Série fossilisée depuis belle lurette, Jurassic Park redevient pertinent grâce à Jurassic World: Rebirth, un septième épisode qui retrouve en partie la splendeur d'antan.
Sorti en 1993, Jurassic Park de Steven Spielberg a révolutionné le septième art avec ses avancées technologiques (autant au niveau du son que des effets spéciaux). Beaucoup plus classique, l'histoire demeurait tout de même fascinante et émouvante, faisant passer ses personnages humains avant ses créatures préhistoriques. Après une suite encore plus délirante qui se terminait comme King Kong et un troisième épisode enfantin qui aurait dû enterrer la série à jamais, la licence a ressuscité de ses cendres il y a une décennie avec une nouvelle trilogie sans saveur. Même le valeureux Jeff Goldblum, héros de ces aventures depuis les tous débuts, finissait par lancer à la fin de Dominion (2022) un très senti « je déteste Jurassic World » qui reflétait le sentiment du spectateur.
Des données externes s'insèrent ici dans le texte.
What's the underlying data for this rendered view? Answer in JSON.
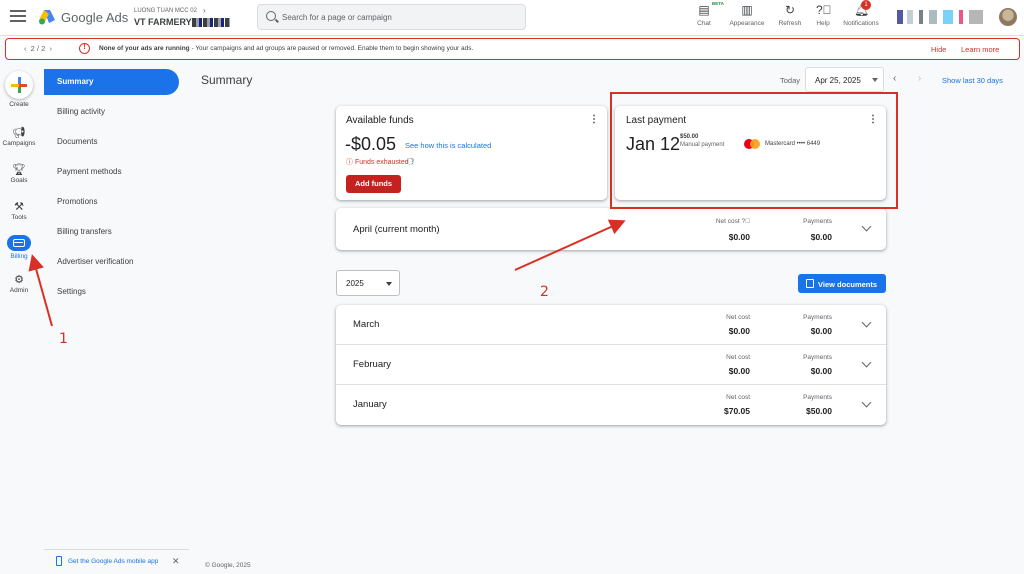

Rebirth prend l'affiche et il semble être fait du même moule. Il y a des méchants qui veulent exploiter les dinosaures pour le profit, une mercenaire (Scarlett Johansson) et son équipe qui débarquent sur une nouvelle île hostile, un paléontologue (Jonathan Bailey) trop heureux de découvrir en vrai son domaine d'études, un père qui craint pour la sécurité de ses deux enfants, etc. Le modèle est toujours celui d'Alien, avec les acolytes inutiles qui se font rapidement trucider, alors qu'on n'ose jamais toucher aux personnages principaux qui pourraient réapparaître dans une suite.
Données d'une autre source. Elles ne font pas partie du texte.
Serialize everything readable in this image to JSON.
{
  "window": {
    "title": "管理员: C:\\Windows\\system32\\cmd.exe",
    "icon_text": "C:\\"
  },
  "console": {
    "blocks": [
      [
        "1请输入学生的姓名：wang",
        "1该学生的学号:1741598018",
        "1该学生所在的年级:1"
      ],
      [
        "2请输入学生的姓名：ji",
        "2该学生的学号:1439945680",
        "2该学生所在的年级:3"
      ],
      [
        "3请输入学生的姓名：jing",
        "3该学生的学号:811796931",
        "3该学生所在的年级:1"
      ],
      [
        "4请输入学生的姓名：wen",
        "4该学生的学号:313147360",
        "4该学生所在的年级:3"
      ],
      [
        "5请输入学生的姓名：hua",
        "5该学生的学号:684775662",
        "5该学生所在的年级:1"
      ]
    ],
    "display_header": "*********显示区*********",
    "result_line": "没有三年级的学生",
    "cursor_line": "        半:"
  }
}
Le retour du scénariste David Koepp est toutefois bénéfique. C'est lui qui a signé l'histoire des deux premiers volets et il a travaillé ici en étroite collaboration avec Steven Spielberg. Cela se fait sentir sur le plan philosophique et émotionnel. Les situations et les personnages se veulent plus denses et complexes. On n'hésite d'ailleurs pas à retarder l'action au profit d'une discussion mélancolique sur le passé. Ce désir de profondeur psychologique ne fait toutefois pas toujours bon ménage avec le ton général du long métrage, qui flirte davantage avec la série B. Les tentatives d'humour sont tellement désespérées qu'elles tombent généralement à l'eau, à l'image de la pitoyable introduction.
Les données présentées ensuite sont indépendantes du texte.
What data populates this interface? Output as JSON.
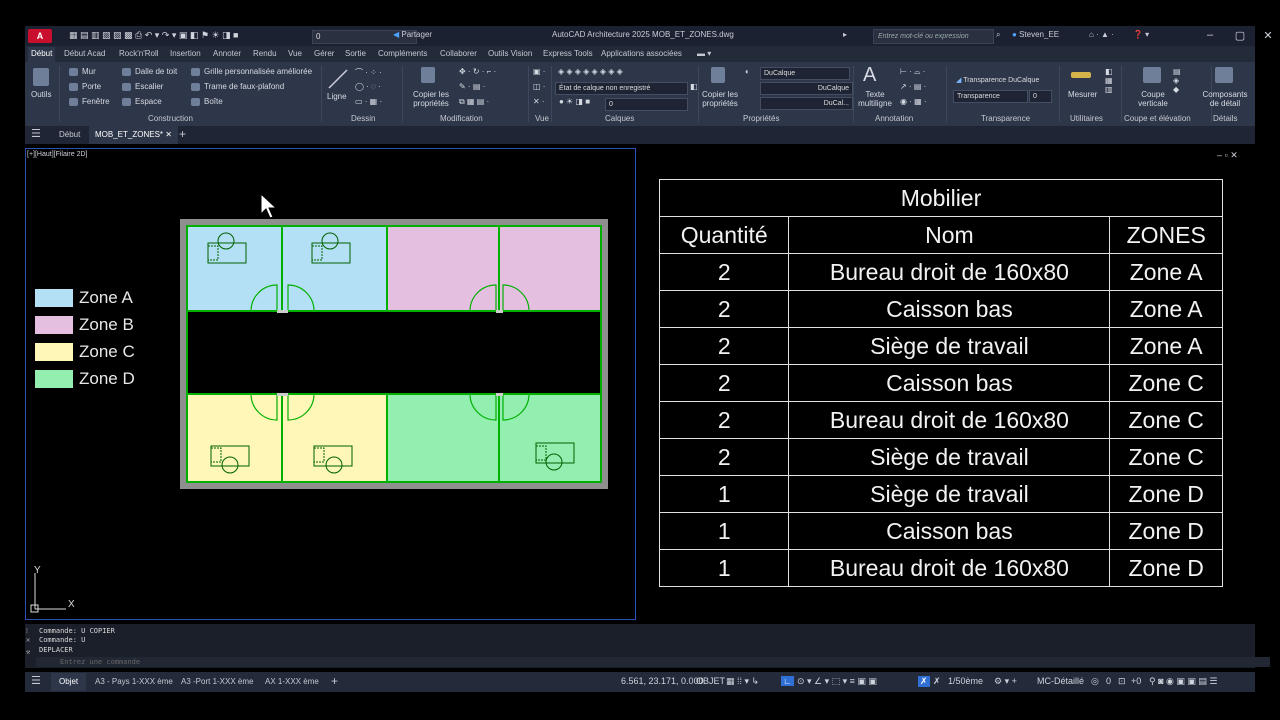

Évidemment, on ne va pas voir un tel film pour sa trame narrative, mais pour ses scènes d'action explosives. Elles sont nombreuses et spectaculaires, parmi les meilleures de la série. Elles sont suffisamment variées pour ne pas ressentir qu'il y en a trop, développant une tension qui est la bienvenue. Adepte de films de monstres de qualité, tels Monsters (2010) et Godzilla (2014), le cinéaste Gareth Edwards est dans son élément naturel, créant des images fortes qui marquent les esprits. Il avait sans doute plus de liberté créative sur son précédent et éblouissant The Creator (2023), ce qui ne l'empêche pas d'user à merveille de son montage parallèle, comme sur son bien-aimé Rogue One (2016) et de mettre en valeur ses dinosaures génétiquement modifiés.
Malgré tout son talent et l'immense budget en place, il n'y a rien de véritablement nouveau sous le soleil. Tout cela a déjà été vu auparavant. « Les dinosaures n'impressionnent plus personne », lance même un individu au début du récit. Sans le facteur émerveillement, le film ressemble à une sortie générique au zoo. Les héros sont peut-être campés par des acteurs charismatiques, comme Scarlett Johansson et Mahershala Ali (oscarisé pour Green Book et Moonlight), leurs personnages relèvent du simple archétype. Pourquoi alors ne pas avoir renversé le regard? En troquant le point de vue des humains pour celui des animaux - comme dans les récents épisodes de The Planet of the Apes -, il aurait été aisé d'accéder à une nouvelle gamme de sentiments et de sensations, et ainsi apporter un vent de fraîcheur à l'ensemble.
Meilleur tome de la série depuis The Lost World (1997), Jurassic World: Rebirth tente de faire table rase du passé en revenant à l'essence de la licence. Si ses scènes d'action se révèlent renversantes, le long métrage demeure trop collé à l'original, passant son temps à lui rendre hommage au lieu d'exister par lui-même. Steven Spielberg a ouvert une boîte de Pandore en pondant une suite à son classique Jurassic Park et personne ne semble être capable de la refermer. Ce septième effort a le mérite d'essayer et il parvient à divertir avec efficacité, ramenant par l'occasion au bercail les fans échaudés par la précédente trilogie.